National Pinot Noir Day, August 18

Whose idea was this day, and when did they have it? Nobody seems to know. Pinot noir fanatics, who are legion, don't care.

International Cabernet Day, Thursday before Labor Day (September 3 in 2017)

Another one from husband/dad/weed evangelist Rick Bakas — who also does media relations for a number of American and Australian wineries — dating, like his Chardonnay Day, from 2010.

International Grenache Day, September 15

This tribute to the wonderful grenache grape was thought up in 2009 by — who else? — France's Grenache Association.

Beaujolais Nouveau Day, third Thursday in November (November 16 in 2017)

This one's a big deal, with an official provenance, its date fixed by the French government. It's the day on which each year's Beaujolais Nouveau — fresh, bright wine just made from that year's grapes and meant to be drunk before year's end — is released (at 12:01 a.m.). The occasion is said to be the world's largest annual wine celebration. There are about 120 events on the occasion around France, many of them in the Beaujolais region, and it is said that some 65 million bottles of the stuff are consumed worldwide in one 24-hour period.

International Merlot Day, November 7

The origins of the holiday in honor of this ubiquitous grape — responsible for some of the dullest, flabbiest wines in the world, and also some of the greatest (the latter primarily in Bordeaux, where it is the most widely planted variety) — aren't clear.

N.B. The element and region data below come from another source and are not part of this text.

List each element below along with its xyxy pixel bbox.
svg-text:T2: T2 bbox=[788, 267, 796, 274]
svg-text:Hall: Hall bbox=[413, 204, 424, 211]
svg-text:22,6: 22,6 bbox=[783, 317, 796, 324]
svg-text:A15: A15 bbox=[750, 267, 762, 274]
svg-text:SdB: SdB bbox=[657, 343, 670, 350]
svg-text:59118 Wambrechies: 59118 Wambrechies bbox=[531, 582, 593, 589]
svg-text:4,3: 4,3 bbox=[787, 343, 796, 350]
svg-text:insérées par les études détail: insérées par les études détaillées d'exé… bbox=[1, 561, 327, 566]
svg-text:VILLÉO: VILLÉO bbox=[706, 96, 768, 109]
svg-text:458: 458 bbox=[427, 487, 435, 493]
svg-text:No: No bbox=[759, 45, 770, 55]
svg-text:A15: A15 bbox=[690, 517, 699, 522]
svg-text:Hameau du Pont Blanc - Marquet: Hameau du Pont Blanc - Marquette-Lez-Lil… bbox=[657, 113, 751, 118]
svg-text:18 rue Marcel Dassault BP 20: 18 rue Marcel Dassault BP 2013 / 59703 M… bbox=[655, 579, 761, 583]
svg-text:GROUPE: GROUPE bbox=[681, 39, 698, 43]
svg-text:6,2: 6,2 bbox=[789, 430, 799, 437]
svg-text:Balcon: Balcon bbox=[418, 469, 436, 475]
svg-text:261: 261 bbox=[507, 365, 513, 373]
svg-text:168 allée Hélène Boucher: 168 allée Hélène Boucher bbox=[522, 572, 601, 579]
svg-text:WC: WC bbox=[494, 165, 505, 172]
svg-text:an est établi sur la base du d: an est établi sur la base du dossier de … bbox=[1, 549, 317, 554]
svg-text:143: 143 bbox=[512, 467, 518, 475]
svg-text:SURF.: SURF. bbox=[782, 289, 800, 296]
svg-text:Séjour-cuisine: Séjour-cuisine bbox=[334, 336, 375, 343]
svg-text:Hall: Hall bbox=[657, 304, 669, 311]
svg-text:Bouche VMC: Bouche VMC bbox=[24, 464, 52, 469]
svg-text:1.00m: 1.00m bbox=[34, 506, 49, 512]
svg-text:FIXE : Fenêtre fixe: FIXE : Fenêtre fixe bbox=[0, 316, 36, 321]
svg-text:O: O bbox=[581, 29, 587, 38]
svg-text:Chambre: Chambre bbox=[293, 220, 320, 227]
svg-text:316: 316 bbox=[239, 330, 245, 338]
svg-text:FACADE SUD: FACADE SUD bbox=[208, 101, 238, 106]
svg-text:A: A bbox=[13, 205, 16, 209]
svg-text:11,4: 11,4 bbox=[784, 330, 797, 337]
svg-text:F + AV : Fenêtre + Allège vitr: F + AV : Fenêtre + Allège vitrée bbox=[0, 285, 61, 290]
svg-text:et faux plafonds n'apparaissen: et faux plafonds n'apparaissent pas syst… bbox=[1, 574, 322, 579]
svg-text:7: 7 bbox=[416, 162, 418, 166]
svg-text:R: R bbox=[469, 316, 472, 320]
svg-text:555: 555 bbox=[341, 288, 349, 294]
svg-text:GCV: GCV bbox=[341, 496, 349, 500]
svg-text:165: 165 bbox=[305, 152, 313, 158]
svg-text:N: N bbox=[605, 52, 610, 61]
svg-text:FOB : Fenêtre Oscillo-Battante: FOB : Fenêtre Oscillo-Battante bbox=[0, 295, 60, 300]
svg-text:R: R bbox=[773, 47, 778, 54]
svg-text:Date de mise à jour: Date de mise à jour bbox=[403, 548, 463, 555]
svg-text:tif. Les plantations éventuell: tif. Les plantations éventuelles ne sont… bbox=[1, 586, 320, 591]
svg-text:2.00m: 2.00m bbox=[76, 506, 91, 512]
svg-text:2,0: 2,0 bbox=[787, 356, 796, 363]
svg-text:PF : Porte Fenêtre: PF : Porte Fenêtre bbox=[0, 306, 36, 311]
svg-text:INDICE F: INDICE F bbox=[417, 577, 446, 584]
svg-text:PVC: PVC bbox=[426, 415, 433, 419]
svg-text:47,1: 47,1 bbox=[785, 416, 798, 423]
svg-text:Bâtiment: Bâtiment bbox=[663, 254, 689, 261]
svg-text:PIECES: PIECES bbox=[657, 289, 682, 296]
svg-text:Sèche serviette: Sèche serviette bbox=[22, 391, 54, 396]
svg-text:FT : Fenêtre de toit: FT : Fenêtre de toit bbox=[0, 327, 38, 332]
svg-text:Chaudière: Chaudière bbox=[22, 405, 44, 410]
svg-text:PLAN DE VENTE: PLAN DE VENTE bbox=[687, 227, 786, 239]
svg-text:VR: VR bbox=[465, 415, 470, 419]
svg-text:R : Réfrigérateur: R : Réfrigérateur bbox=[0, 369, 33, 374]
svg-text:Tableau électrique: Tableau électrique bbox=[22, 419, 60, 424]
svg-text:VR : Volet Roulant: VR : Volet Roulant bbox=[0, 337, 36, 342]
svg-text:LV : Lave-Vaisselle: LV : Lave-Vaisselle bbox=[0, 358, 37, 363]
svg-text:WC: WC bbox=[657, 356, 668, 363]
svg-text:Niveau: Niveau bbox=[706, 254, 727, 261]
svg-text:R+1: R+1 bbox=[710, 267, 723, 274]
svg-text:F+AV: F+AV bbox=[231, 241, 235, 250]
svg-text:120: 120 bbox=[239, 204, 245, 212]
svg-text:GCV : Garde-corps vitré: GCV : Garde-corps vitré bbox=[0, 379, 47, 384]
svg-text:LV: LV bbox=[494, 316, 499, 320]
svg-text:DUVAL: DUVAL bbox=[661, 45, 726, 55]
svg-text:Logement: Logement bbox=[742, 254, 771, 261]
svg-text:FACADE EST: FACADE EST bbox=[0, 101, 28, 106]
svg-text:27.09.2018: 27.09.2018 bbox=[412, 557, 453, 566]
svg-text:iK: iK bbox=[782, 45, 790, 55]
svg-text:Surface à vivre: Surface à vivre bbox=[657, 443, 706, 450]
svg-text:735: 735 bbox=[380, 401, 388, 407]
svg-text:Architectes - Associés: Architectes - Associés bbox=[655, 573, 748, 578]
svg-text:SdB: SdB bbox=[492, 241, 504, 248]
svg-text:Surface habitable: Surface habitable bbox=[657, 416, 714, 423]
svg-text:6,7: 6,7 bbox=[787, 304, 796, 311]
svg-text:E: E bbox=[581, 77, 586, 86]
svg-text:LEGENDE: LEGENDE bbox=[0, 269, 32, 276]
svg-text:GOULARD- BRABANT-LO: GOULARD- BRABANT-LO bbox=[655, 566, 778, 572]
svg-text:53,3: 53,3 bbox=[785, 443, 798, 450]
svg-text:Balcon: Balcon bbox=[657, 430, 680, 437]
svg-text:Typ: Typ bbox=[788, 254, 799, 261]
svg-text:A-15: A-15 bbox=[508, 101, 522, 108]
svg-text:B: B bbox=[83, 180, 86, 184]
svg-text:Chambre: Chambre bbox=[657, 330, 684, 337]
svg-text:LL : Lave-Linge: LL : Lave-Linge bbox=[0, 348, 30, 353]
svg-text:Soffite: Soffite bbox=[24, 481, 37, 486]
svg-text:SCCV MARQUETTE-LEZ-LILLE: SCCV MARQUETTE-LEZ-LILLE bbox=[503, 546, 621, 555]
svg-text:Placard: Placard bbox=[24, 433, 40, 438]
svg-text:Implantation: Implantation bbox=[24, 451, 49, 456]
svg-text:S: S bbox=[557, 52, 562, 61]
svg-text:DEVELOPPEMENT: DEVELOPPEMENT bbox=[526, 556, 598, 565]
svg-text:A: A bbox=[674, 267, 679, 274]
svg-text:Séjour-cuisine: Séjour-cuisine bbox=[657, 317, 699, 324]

Sideways fans couldn't care less.

International Tempranillo Day, second Thursday in November (November 12 in 2017)

This protean grape, at the heart of Rioja, Ribera del Duero, and many other Spanish classics, has been lauded on this day since 2011 at the instigation of TAPAS (Tempranillo Advocates, Producers, and Amigos Society).

National Zinfandel Day, November 19

This holiday is the doing of ZAP (Zinfandel Advocates and Producers), which describes itself as a "non-profit, educational organization...dedicated to advancing public knowledge of and appreciation for American Zinfandel and its unique place in our culture and history." Like so many other wine holidays, it seems to date from 2010.

International Carménère Day, November 24

A once-obscure Bordeaux blending grape, carménère was "discovered" in the early 1990s growing all over Chile's wine country, where it had long been misidentified as merlot. It quickly became the country's distinctive red variety — the Chilean equivalent to Argentina's malbec (and Uruguay's tannat, for that matter), if you will. This day in the grape's honor was decreed in 2014, on the twentieth anniversary of its reemergence, by the trade organization Wines of Chile.

Cabernet Franc Day, December 4

Though Cabernet Day (see above) doesn't specify cabernet sauvignon as its honoree, many wine lovers apparently assume that it does. Thus some aficionados of that grape's cousin, cabernet franc, thought that it deserved its own observance. The culprits here were apparently Mike and Lori Budd of Dracaena Wines in Arroyo Grande, California, who chose the date (in 2015?) because it marks the anniversary of the death of Cardinal Richelieu, the seventeenth-century cleric and power broker who is believed to have transported cuttings of the grape from southwestern France to the Loire Valley, where it became the major red variety.